In Sexualstrafverfahren kann sich die Frage nach suggerierten Zeugenaussagen stellen. So kommen immer wieder Fälle vor, in denen Menschen behaupten, dass ihnen im Rahmen einer Psychoanalyse aufgedeckt worden sei, dass sie vor Jahren sexuell missbraucht worden seien. Die verdrängte Erinnerung sei vom Psychotherapeuten aufgedeckt worden. Es gibt auch nicht selten Fälle, in denen Eltern von einem sexuellen Missbrauch ihres Kindes fälschlich überzeugt sind und dem Kind den Missbrauch im Rahmen ihrer „Aufklärung“ des Sachverhaltes einreden („Hat der Onkel Paul dich da unten angefasst?“). Berüchtigt sind auch Fälle, in denen Kindergärtner und Lehrer einen sexuellen Missbrauch ihren Kindern suggeriert haben.

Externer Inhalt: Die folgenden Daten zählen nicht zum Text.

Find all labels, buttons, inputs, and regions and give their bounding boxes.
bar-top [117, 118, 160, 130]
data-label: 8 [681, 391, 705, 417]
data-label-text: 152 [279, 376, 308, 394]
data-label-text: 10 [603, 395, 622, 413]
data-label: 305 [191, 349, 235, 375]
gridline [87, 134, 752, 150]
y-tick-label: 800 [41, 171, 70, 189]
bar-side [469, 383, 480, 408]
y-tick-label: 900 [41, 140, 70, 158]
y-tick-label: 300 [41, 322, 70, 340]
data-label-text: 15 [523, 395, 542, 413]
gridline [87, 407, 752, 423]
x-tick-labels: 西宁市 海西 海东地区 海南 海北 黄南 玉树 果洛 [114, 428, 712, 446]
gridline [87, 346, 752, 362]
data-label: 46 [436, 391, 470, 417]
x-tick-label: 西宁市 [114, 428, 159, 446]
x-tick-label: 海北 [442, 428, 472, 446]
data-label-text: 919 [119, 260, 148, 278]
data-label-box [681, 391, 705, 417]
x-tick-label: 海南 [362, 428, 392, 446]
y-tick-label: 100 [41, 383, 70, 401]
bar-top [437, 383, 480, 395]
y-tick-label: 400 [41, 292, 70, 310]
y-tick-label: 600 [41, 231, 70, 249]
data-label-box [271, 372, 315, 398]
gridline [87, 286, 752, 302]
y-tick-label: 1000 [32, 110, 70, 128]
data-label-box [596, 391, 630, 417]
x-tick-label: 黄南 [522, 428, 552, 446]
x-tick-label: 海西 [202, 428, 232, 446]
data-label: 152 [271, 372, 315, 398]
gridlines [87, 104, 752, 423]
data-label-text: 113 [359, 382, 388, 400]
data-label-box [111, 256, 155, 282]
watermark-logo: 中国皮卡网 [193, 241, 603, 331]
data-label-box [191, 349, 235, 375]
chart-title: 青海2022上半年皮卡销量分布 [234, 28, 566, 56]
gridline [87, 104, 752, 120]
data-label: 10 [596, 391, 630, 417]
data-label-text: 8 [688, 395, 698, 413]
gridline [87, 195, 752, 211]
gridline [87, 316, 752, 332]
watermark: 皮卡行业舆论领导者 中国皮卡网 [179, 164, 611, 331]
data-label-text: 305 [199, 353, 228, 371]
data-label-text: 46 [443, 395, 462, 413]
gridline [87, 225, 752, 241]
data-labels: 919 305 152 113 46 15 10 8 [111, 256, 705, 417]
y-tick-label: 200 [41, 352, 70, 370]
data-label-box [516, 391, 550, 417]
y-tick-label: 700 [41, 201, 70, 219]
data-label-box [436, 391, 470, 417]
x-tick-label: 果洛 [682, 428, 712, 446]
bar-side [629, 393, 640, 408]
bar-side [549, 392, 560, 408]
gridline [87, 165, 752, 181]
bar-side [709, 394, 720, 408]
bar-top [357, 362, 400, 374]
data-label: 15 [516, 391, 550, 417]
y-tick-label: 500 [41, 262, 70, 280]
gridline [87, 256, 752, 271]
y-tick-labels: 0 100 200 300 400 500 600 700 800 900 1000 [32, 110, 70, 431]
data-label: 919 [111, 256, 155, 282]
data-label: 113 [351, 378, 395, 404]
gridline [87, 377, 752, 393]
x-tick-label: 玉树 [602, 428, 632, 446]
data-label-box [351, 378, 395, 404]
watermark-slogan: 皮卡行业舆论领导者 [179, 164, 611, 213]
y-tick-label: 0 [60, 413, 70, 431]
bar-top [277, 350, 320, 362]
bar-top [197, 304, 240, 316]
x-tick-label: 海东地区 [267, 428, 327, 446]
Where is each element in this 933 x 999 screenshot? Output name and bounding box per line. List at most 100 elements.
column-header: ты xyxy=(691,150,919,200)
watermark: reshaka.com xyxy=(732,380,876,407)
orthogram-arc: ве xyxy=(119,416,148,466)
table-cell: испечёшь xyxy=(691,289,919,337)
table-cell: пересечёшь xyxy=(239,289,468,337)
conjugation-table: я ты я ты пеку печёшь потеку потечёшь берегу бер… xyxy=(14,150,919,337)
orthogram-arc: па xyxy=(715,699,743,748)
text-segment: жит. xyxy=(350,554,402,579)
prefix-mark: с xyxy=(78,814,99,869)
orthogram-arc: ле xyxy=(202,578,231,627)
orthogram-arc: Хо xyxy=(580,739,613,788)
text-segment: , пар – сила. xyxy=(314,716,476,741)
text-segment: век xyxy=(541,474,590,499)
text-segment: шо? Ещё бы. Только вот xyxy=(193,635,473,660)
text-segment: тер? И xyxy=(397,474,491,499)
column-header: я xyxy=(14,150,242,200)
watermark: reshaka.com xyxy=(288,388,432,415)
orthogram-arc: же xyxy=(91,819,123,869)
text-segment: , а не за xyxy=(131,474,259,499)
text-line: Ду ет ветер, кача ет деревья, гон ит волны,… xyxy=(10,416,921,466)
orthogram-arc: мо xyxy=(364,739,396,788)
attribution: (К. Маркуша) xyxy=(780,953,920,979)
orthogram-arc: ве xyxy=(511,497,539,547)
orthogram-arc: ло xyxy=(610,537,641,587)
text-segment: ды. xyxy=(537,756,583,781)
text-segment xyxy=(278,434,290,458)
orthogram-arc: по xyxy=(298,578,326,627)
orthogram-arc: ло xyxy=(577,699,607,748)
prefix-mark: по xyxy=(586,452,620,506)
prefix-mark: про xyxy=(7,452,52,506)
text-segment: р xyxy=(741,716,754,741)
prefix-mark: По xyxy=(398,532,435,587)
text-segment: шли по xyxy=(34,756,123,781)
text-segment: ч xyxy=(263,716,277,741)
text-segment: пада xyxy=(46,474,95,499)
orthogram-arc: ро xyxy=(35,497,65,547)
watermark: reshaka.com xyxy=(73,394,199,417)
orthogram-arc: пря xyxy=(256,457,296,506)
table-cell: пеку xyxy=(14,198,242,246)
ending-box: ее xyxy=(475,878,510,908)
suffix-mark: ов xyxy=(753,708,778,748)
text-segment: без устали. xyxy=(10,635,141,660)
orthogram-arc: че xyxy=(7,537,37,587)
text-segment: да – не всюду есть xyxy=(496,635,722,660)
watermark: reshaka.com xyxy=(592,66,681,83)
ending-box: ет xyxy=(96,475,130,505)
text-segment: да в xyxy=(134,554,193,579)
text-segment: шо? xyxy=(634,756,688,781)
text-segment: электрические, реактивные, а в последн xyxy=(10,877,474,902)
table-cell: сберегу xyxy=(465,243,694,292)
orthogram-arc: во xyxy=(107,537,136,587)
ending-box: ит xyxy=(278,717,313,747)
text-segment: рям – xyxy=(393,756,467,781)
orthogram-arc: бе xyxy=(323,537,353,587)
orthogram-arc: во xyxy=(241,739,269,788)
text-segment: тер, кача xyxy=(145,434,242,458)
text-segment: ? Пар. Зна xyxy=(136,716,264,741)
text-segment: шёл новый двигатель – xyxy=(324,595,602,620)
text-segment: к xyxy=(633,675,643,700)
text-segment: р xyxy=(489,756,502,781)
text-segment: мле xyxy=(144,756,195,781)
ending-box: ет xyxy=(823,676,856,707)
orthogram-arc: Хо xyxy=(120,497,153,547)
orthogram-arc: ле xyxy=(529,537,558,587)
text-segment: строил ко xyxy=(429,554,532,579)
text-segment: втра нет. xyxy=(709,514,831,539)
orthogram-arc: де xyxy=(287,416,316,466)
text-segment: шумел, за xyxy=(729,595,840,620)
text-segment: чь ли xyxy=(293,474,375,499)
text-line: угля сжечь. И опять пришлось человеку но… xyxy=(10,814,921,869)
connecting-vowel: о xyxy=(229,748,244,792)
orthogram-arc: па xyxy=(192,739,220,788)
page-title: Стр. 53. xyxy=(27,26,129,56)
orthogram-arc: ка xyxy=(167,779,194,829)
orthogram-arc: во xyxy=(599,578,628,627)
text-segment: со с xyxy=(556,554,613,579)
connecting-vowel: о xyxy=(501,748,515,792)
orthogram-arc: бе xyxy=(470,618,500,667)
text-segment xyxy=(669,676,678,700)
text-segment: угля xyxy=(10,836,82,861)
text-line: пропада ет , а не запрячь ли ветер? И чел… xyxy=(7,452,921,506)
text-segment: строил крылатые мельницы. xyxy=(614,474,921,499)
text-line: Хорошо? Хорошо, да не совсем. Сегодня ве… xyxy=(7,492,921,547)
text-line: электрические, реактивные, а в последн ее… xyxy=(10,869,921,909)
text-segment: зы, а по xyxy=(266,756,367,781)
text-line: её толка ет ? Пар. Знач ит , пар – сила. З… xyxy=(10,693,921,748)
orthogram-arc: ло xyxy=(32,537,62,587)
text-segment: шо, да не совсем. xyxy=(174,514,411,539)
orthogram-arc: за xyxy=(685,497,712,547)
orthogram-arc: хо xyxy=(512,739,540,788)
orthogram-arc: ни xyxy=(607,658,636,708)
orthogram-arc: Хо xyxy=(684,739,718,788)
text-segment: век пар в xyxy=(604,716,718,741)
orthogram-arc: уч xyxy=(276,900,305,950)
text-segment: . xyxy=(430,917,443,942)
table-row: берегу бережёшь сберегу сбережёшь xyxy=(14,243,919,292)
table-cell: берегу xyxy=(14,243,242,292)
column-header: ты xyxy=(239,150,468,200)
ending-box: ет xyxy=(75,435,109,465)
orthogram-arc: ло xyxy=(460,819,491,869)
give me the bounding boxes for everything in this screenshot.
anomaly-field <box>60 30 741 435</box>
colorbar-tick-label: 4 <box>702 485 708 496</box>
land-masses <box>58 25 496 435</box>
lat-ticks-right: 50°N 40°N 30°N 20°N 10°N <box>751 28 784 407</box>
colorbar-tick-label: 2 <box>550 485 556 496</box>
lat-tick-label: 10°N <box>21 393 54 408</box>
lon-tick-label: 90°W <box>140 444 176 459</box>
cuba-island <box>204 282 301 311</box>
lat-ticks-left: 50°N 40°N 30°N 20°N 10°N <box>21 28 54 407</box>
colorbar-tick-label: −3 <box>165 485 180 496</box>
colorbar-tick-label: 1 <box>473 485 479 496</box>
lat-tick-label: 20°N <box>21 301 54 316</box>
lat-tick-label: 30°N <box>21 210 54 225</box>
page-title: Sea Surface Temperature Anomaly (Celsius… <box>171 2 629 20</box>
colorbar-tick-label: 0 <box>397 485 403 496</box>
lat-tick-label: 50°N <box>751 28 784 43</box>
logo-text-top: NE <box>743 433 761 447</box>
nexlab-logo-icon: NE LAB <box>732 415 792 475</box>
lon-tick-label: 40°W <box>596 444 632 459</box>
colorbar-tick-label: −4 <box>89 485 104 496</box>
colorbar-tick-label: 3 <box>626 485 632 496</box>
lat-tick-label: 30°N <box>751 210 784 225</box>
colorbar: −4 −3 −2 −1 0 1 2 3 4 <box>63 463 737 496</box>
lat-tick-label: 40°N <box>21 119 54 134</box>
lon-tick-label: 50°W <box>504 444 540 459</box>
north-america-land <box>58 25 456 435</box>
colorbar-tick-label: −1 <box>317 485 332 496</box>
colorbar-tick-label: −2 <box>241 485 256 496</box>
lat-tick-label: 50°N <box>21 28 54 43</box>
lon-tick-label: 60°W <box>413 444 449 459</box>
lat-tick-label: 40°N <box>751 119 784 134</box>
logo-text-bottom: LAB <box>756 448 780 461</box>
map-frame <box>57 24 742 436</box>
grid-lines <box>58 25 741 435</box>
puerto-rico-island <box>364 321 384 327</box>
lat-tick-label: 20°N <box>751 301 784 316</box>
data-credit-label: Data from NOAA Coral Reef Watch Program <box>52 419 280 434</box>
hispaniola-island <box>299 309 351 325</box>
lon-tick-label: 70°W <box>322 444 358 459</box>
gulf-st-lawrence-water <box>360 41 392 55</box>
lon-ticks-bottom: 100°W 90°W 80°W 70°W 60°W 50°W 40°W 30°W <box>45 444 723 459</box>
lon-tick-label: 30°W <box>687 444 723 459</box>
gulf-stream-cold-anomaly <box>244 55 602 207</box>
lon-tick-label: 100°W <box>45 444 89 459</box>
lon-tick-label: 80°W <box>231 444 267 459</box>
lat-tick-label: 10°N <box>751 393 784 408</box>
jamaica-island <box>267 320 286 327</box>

Der Bundesgerichtshof hat in einem Beschluss vom 5. Juli 2022 – 4 StR 96/22 – betont, dass bei der Aussageanalyse einer möglicherweise suggerierten Aussage deren Entstehung und Entwicklung im Vordergrund stünden. Demgegenüber, so der Bundesgerichtshof, gebe es keine Belege, dass sich erlebnisbasierte und suggerierte Aussagen in ihrer Qualität unterschieden.
Diese Erkenntnis ist sehr wichtig. In der Praxis wird häufig der Fehler gemacht, dass eine möglicherweise suggerierte Aussage als glaubhaft beurteilt wird, weil sie sehr detailreich ist.